Arreste, te dy-je; approche. Que viens-tu me dire?

CLITIDAS.

Rien, Madame. On a parfois des empressemens de venir dire aux grands de certaines choses dont ils ne se soucient pas, et je vous prie de m'excuser. ERIPHILE.

Que tu es cruel!

CLITIDAS.

Une autre fois j'auray la discretion de ne vous pas venir interrompre.

ERIPHILE.

Ne me tiens point dans l'inquietude. Qu'est-ce que tu viens m'annoncer?

CLITIDAS.

C'est une bagatelle de Sostrate, Madame, que je vous diray une autre fois, quand vous ne serez point embarrassée.

ERIPHILE.

Ne me fais point languir davantage, te dis-je, et m'apprends cette nouvelle.

CLITIDAS.

Vous la voulez sçavoir, Madame?

ERIPHILE.

Oüy, dépesche. Qu'as-tu à me dire de Sostrate?

CLITIDAS.

Une avanture merveilleuse où personne ne s'attendoit.

ERIPHILE.

Dy-moy viste ce que c'est.

CLITIDAS.

Cela ne troublera-t-il point, Madame, vostre sombre mélancolie?

ERIPHILE.

Ah! parle promptement.

CLITIDAS.

J'ay donc à vous dire, Madame, que la princesse vostre mere passoit presque seule dans la forest, par ces petites routes qui sont si agreables, lors qu'un sanglier hideux (ces vilains sangliers-là font toûjours du desordre, et l'on devroit les bannir des forests bien policées), lors, dy-je, qu'un sanglier hideux, poussé, je croy, par des chasseurs, est venu traverser la route où nous estions.

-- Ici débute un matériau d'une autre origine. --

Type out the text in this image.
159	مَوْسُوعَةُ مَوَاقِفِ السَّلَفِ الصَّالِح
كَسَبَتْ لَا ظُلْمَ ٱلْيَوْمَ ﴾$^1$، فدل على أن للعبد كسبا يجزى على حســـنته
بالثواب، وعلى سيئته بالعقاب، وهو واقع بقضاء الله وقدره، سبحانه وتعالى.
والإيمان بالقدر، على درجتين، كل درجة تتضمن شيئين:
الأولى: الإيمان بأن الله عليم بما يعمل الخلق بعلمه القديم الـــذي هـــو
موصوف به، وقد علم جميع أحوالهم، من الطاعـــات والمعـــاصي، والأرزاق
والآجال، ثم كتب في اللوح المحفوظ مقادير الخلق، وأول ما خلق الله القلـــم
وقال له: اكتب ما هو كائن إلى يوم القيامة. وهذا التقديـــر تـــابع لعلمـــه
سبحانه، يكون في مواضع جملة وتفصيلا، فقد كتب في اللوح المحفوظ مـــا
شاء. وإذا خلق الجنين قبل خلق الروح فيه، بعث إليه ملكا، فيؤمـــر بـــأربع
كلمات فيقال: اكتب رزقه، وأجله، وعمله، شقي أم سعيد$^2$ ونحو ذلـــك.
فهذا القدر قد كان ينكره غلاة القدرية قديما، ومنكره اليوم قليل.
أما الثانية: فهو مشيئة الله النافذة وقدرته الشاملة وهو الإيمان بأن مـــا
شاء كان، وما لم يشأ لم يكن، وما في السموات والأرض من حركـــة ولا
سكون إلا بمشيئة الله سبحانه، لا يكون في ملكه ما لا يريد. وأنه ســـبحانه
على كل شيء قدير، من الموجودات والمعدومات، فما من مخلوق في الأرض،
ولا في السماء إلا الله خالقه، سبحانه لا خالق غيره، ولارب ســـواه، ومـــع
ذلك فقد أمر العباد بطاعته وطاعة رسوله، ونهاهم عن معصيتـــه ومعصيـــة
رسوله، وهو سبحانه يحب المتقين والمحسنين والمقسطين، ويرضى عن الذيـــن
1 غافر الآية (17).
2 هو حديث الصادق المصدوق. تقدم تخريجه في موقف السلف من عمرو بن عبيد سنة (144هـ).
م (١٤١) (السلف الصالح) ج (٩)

Je devrois vous faire peut-estre, pour orner mon recit, une description étendue du sanglier dont je parle, mais vous vous en passerez, s'il vous plaist, et je me contenteray de vous dire que c'estoit un fort vilain animal. Il passoit son chemin, et il estoit bon de ne luy rien dire, de ne point chercher de noise avec luy; mais la princesse a voulu égayer sa dexterité, et de son dard, qu'elle luy a lancé un peu mal à propos, ne luy en déplaise, luy a fait au dessus de l'oreille une assez petite blessure. Le sanglier, mal-moriginé, s'est impertinemment détourné contre nous nous estions là deux ou trois miserables qui avons pâly de frayeur; chacun ga

gnoit son arbre, et la princesse, sans défence, demeuroit exposée à la furie de la beste, lors que Sostrate a paru, comme si les dieux l'eussent envoyé. ERIPHILE.

Hé bien, Clitidas?

CLITIDAS.

Si mon recit vous ennuye, Madame, je remettray le reste à une autre fois.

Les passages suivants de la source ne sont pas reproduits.